US President Barack Obama
paid special tribute, not only to US personnel at the
Paris Climate Change meeting, but to all those who
helped bring about the agreement.
"Now, no agreement is perfect,
including this one. Negotiations that involve nearly 200
nations are always challenging. Even if all the initial
targets set in Paris are met, we'll only be part of the
way there when it comes to reducing carbon from the
atmosphere. So we cannot be complacent because of
The problem is not solved because of
this accord. But make no mistake, the Paris agreement
establishes the enduring framework the world needs to
solve the climate crisis. It creates the mechanism, the
architecture, for us to continually tackle this problem
in an effective way.
This agreement is ambitious, with
every nation setting and committing to their own
specific targets, even as we take into account
differences among nations. We'll have a strong system of
transparency, including periodic reviews and independent
assessments, to help hold every country accountable for
meeting its commitments.
As technology advances, this agreement
allows progress to pave the way for even more ambitious
targets over time. And we have secured a broader
commitment to support the most vulnerable countries as
they pursue cleaner economic growth. In short, this
agreement will mean less of the carbon pollution that
threatens our planet, and more of the jobs and economic
growth driven by low-carbon investment.
Full implementation of this agreement
will help delay or avoid some of the worst consequences
of climate change, and will pave the way for even more
progress, in successive stages, over the coming years.

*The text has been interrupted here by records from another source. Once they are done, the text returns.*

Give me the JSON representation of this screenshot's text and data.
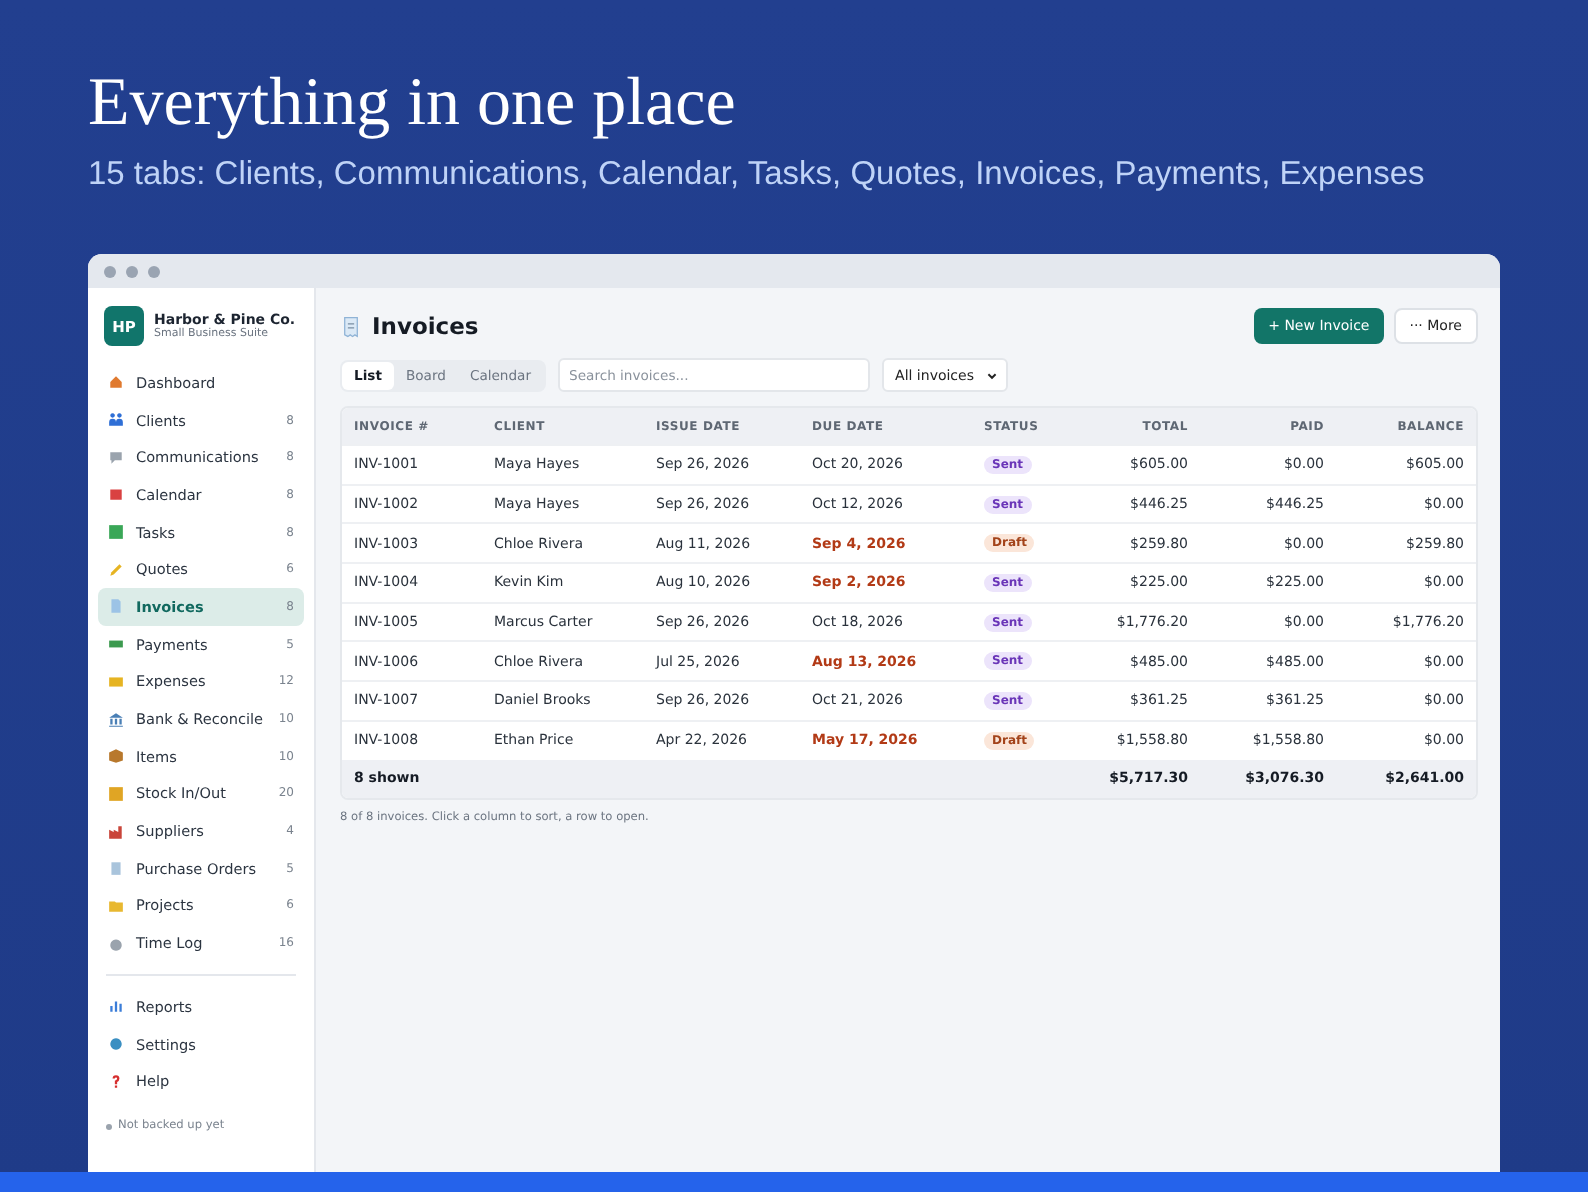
{
  "hero": {
    "title": "Everything in one place",
    "subtitle": "15 tabs: Clients, Communications, Calendar, Tasks, Quotes, Invoices, Payments, Expenses"
  },
  "brand": {
    "initials": "HP",
    "name": "Harbor & Pine Co.",
    "subtitle": "Small Business Suite"
  },
  "nav": [
    {
      "label": "Dashboard",
      "selected": false
    },
    {
      "label": "Clients",
      "count": "8",
      "selected": false
    },
    {
      "label": "Communications",
      "count": "8",
      "selected": false
    },
    {
      "label": "Calendar",
      "count": "8",
      "selected": false
    },
    {
      "label": "Tasks",
      "count": "8",
      "selected": false
    },
    {
      "label": "Quotes",
      "count": "6",
      "selected": false
    },
    {
      "label": "Invoices",
      "count": "8",
      "selected": true
    },
    {
      "label": "Payments",
      "count": "5",
      "selected": false
    },
    {
      "label": "Expenses",
      "count": "12",
      "selected": false
    },
    {
      "label": "Bank & Reconcile",
      "count": "10",
      "selected": false
    },
    {
      "label": "Items",
      "count": "10",
      "selected": false
    },
    {
      "label": "Stock In/Out",
      "count": "20",
      "selected": false
    },
    {
      "label": "Suppliers",
      "count": "4",
      "selected": false
    },
    {
      "label": "Purchase Orders",
      "count": "5",
      "selected": false
    },
    {
      "label": "Projects",
      "count": "6",
      "selected": false
    },
    {
      "label": "Time Log",
      "count": "16",
      "selected": false
    }
  ],
  "nav_footer": [
    {
      "label": "Reports",
      "selected": false
    },
    {
      "label": "Settings",
      "selected": false
    },
    {
      "label": "Help",
      "selected": false
    }
  ],
  "backup_status": "Not backed up yet",
  "page_title": "Invoices",
  "new_button": "+ New Invoice",
  "more_button": "··· More",
  "view_tabs": [
    {
      "label": "List",
      "selected": true
    },
    {
      "label": "Board",
      "selected": false
    },
    {
      "label": "Calendar",
      "selected": false
    }
  ],
  "search": {
    "placeholder": "Search invoices..."
  },
  "filter": {
    "value": "All invoices"
  },
  "table": {
    "columns": [
      "INVOICE #",
      "CLIENT",
      "ISSUE DATE",
      "DUE DATE",
      "STATUS",
      "TOTAL",
      "PAID",
      "BALANCE"
    ],
    "rows": [
      {
        "invoice": "INV-1001",
        "client": "Maya Hayes",
        "issue": "Sep 26, 2026",
        "due": "Oct 20, 2026",
        "overdue": false,
        "status": "Sent",
        "kind": "sent",
        "total": "$605.00",
        "paid": "$0.00",
        "balance": "$605.00"
      },
      {
        "invoice": "INV-1002",
        "client": "Maya Hayes",
        "issue": "Sep 26, 2026",
        "due": "Oct 12, 2026",
        "overdue": false,
        "status": "Sent",
        "kind": "sent",
        "total": "$446.25",
        "paid": "$446.25",
        "balance": "$0.00"
      },
      {
        "invoice": "INV-1003",
        "client": "Chloe Rivera",
        "issue": "Aug 11, 2026",
        "due": "Sep 4, 2026",
        "overdue": true,
        "status": "Draft",
        "kind": "draft",
        "total": "$259.80",
        "paid": "$0.00",
        "balance": "$259.80"
      },
      {
        "invoice": "INV-1004",
        "client": "Kevin Kim",
        "issue": "Aug 10, 2026",
        "due": "Sep 2, 2026",
        "overdue": true,
        "status": "Sent",
        "kind": "sent",
        "total": "$225.00",
        "paid": "$225.00",
        "balance": "$0.00"
      },
      {
        "invoice": "INV-1005",
        "client": "Marcus Carter",
        "issue": "Sep 26, 2026",
        "due": "Oct 18, 2026",
        "overdue": false,
        "status": "Sent",
        "kind": "sent",
        "total": "$1,776.20",
        "paid": "$0.00",
        "balance": "$1,776.20"
      },
      {
        "invoice": "INV-1006",
        "client": "Chloe Rivera",
        "issue": "Jul 25, 2026",
        "due": "Aug 13, 2026",
        "overdue": true,
        "status": "Sent",
        "kind": "sent",
        "total": "$485.00",
        "paid": "$485.00",
        "balance": "$0.00"
      },
      {
        "invoice": "INV-1007",
        "client": "Daniel Brooks",
        "issue": "Sep 26, 2026",
        "due": "Oct 21, 2026",
        "overdue": false,
        "status": "Sent",
        "kind": "sent",
        "total": "$361.25",
        "paid": "$361.25",
        "balance": "$0.00"
      },
      {
        "invoice": "INV-1008",
        "client": "Ethan Price",
        "issue": "Apr 22, 2026",
        "due": "May 17, 2026",
        "overdue": true,
        "status": "Draft",
        "kind": "draft",
        "total": "$1,558.80",
        "paid": "$1,558.80",
        "balance": "$0.00"
      }
    ],
    "footer": {
      "label": "8 shown",
      "total": "$5,717.30",
      "paid": "$3,076.30",
      "balance": "$2,641.00"
    }
  },
  "note": "8 of 8 invoices. Click a column to sort, a row to open."
}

Moreover, this agreement sends a
powerful signal that the world is firmly committed to a
low-carbon future. And that has the potential to unleash
investment and innovation in clean energy at a scale we
have never seen before. The targets we've set are bold.
And by empowering businesses, scientists, engineers,
workers, and the private sector -- investors -- to work
together, this agreement represents the best chance
we've had to save the one planet that we've got."